Always eat at the bar. You can befriend the bartender, and it’s easier to strike up a conversation with locals than if you’re sitting alone at a table.
Buy the right guide, such as one from the Lonely Planet or Rough Guides series. They’re popular among solo travelers.
And when choosing a hotel,look for words like “lively,” “friendly,” and even “party” when checking out sites like TripAdvisor.com. Places like the Ace hotels in New York and Portland, OR, where there are very social public spaces.
And seek group activities like bike tours or beer crawls in a new city. Details at her blog.
The other day I got a message on my toll-free, radio show number from a listener with a question. He wanted to spend a month taking a cross-country drive with his son from their home near Philadelphia to California, and he wanted to rent a car for the trip. Then the two of them planned to fly home. But he was finding rental car companies asking outrageous drop off fees for leaving the car out West.
Those are the kinds of problems I like to tackle on the radio show, because answering them on air might help other people who might face the same problem.
Most rental car companies do ask hundreds of dollars in drop-off fees if you don’t return a car to the same place where you rented it. But if you do some exploring, you might catch a break.

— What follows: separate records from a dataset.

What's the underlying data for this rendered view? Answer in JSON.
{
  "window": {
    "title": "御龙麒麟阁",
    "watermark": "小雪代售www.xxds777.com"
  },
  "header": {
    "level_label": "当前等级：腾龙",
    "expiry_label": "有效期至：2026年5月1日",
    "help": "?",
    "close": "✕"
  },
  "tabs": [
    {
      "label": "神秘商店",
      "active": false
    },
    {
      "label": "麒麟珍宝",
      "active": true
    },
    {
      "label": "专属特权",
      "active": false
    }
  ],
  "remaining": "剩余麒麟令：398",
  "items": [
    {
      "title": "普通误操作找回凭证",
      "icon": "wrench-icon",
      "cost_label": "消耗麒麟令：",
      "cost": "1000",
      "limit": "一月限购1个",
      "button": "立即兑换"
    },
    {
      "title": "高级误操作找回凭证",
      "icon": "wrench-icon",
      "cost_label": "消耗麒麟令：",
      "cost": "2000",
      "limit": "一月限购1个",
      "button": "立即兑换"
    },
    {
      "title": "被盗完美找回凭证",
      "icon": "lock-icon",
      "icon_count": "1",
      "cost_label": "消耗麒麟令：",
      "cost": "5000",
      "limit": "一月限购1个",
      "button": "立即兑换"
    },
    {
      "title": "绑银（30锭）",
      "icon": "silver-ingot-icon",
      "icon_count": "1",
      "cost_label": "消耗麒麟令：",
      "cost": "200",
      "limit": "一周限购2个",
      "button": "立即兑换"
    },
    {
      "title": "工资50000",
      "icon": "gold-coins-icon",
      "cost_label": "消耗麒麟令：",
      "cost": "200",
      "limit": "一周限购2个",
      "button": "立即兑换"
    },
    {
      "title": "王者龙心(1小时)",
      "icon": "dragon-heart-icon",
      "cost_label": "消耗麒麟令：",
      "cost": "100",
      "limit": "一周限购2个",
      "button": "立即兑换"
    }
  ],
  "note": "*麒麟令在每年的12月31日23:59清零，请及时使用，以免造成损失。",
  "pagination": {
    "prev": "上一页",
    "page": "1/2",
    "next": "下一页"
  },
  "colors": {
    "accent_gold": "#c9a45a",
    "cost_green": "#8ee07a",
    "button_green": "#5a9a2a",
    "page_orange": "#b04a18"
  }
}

I went to Kayak.com, a site that searches multiple web sites in a flash. Sure enough, most companies wanted more than $2,000 for that month’s rental. But on one site, I found an Avis car with no drop off fee, cutting the price in half.
Sometimes the good guys win, but it often takes a bit of searching.
When you’re flying into an out of a big city, there are often alternate airports that you might want to consider, if only because the larger airports might have a dismal record when it comes to on-time arrivals and departures.
Which airports had the worst on-time arrival and late departure records last year? Keep in mind, a flight is deemed on time if it leaves or arrives within 15 minutes of its scheduled time.
Let’s do the roll of shame, stating with number 10 and working up to the worst.
Both numbers 10 and 9, Ft. Lauderdale Hollywood International Airport in Florida and Washington’s Dulles, had flights late more than 21% of the time.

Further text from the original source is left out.